Akinwumi Moses Omotayo is a Professor of Agricultural Extension and Rural Development with a professional career spanning over a period of twenty years. A considerable proportion of this period of his career was devoted to research, teaching and designing process-oriented interventions in the agriculture sector of the Nigerian economy.
Professor Omotayo started his academic career at the National Agricultural Extension and Research Liaison Services, Ahmadu Bello University Zaria. He later moved to the Federal University of Agriculture Abeokuta where he served as Head, Department of Agricultural Extension and Rural Development and later as Director of the Agricultural Media Resources and Extension Centre (AMREC). He served as the Director of the Consultancy Services Unit, (UNAAB CONSULT LTD) between September 2009 and December 2011. Between January 2011 and March 2013,Professor Omotayo served as the pioneer Dean (on sabbatical leave), of the Faculty of Agriculture, Federal University Oye-Ekiti. He returned to the Federal University of Agriculture Abeokuta where he is currently the Director, Institute of Food Security, Environmental Resources and Agricultural Research (IFSERAR).
In these positions he provided outstanding academic leadership and development of training/capacity strengthening schemes, formulating instruments of networking and partnerships among stakeholder organizations, employing proactive and strategic fund raising mechanisms to support implementation of programmes of the institutions and centres.
Professor Omotayo served as a member of the Presidential Committee on Development of Successor Generation of Farmers in Nigeria between April and August 2006, representing the Vice Chancellor Federal University of Agriculture, Abeokuta. Between February 2008 and March 2009, he served as Commissioner in the Ministry of Agriculture and Natural Resources, Ekiti State. He designed and introduced the Millennium Farmers Project which is essentially premised on mobilizing youths/Farmer Organizations as pivot for securing the interest of young people in farming.
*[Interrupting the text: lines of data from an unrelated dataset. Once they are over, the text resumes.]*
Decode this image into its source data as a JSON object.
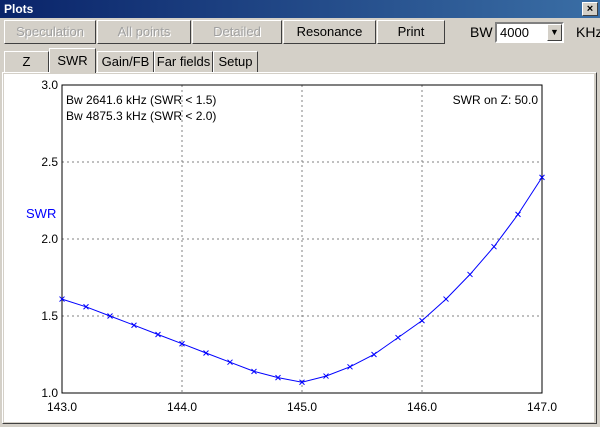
{
  "window": {
    "title": "Plots",
    "close_label": "×"
  },
  "toolbar": {
    "speculation_label": "Speculation",
    "all_points_label": "All points",
    "detailed_label": "Detailed",
    "resonance_label": "Resonance",
    "print_label": "Print",
    "bw_label": "BW",
    "bw_value": "4000",
    "bw_unit": "KHz"
  },
  "tabs": [
    {
      "label": "Z"
    },
    {
      "label": "SWR",
      "active": true
    },
    {
      "label": "Gain/FB"
    },
    {
      "label": "Far fields"
    },
    {
      "label": "Setup"
    }
  ],
  "chart_data": {
    "type": "line",
    "ylabel": "SWR",
    "xlim": [
      143.0,
      147.0
    ],
    "ylim": [
      1.0,
      3.0
    ],
    "x_ticks": [
      "143.0",
      "144.0",
      "145.0",
      "146.0",
      "147.0"
    ],
    "y_ticks": [
      "1.0",
      "1.5",
      "2.0",
      "2.5",
      "3.0"
    ],
    "grid": true,
    "annotations": [
      "Bw 2641.6 kHz (SWR < 1.5)",
      "Bw 4875.3 kHz (SWR < 2.0)",
      "SWR on Z: 50.0"
    ],
    "series": [
      {
        "color": "#0000ff",
        "marker": "x",
        "x": [
          143.0,
          143.2,
          143.4,
          143.6,
          143.8,
          144.0,
          144.2,
          144.4,
          144.6,
          144.8,
          145.0,
          145.2,
          145.4,
          145.6,
          145.8,
          146.0,
          146.2,
          146.4,
          146.6,
          146.8,
          147.0
        ],
        "y": [
          1.61,
          1.56,
          1.5,
          1.44,
          1.38,
          1.32,
          1.26,
          1.2,
          1.14,
          1.1,
          1.07,
          1.11,
          1.17,
          1.25,
          1.36,
          1.47,
          1.61,
          1.77,
          1.95,
          2.16,
          2.4
        ]
      }
    ]
  }
}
Professor Omotayo has had a rich and diverse research experience both at Ahmadu Bello University, Zaria and the Federal University of Agriculture Abeokuta. He won several international research grants. These include grants from the International Institute of Environment and Development (IIED), the Wellcome Trust, United Kingdom, PropCom/DFID, and the Africa-Brazil Agricultural Innovation Market Place project among many others. Some of these research grants afforded him the opportunity to develop mechanisms for mobilizing and empowering Farmers Organizations through direct informal education, leadership development, mentoring and promoting self-actualization of individuals within these farmers’ organizations through learning by doing. Among the beneficiaries of these interventions are Settled Fulani Pastoralists in south western Nigeria and a host of women and young Farmers Organizations.
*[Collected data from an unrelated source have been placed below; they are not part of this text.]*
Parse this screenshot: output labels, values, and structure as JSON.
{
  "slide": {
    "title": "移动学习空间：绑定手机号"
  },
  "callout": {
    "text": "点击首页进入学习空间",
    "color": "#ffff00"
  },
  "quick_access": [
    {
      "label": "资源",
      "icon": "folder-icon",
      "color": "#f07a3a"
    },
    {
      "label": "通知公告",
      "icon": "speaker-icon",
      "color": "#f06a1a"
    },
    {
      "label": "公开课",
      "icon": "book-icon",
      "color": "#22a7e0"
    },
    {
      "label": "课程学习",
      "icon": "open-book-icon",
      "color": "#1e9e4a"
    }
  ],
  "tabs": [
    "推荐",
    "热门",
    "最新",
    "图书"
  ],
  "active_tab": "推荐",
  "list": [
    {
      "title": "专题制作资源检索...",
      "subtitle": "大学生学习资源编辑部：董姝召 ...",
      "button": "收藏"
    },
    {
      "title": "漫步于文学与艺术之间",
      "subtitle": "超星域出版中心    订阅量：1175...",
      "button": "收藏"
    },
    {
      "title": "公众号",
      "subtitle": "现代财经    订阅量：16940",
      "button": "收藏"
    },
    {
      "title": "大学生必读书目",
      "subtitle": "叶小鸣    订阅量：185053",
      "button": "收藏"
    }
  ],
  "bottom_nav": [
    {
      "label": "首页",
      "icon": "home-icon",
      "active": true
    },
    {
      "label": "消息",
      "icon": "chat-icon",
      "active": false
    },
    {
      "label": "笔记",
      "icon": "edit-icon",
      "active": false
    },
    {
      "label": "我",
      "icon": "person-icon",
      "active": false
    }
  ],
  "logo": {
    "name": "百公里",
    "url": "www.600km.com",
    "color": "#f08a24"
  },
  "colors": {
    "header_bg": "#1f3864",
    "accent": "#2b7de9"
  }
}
At the International level, apart from his school days at Virginia State University, Petersburg, Virginia USA, he studied Geographic Information Systems (GIS) and Remote Sensing at the Natural Resources Institute, (NRI) University of Greenwich, United Kingdom. He also attended a short course on Development of Organic Agriculture Certification and Trade in Africa, sponsored by the United States Agency for |international Development (USAID), facilitated by Washington State University, Pullman Washington, USA. He has also served as a consultant to many international organizations and agencies such as the World Bank, Food and Agricultural organization of the United Nations (FAO), the Southern Africa Regional Forum for Higher Agricultural Education (RUFORUM).
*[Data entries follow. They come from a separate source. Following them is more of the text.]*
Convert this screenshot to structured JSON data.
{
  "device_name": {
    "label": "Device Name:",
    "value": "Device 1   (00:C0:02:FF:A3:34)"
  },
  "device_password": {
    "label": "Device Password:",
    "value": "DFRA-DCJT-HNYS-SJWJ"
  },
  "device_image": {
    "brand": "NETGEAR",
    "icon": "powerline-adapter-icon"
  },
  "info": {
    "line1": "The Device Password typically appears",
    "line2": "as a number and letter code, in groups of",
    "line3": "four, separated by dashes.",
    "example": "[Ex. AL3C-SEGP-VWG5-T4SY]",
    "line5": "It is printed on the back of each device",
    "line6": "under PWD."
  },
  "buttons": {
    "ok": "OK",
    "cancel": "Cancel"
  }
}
Professor Omotayo was a Visiting Fellow at the African Studies Centre Leiden, the Netherlands between April and July, 2002. Between August and December 2009, he served as a member of a panel of experts collaborating with the International Food Policy Research Institute (IFPRI) in the review of the Agricultural Strategy Plan for Nigeria. Recently he served on the committee reviewing the National Seed Policy.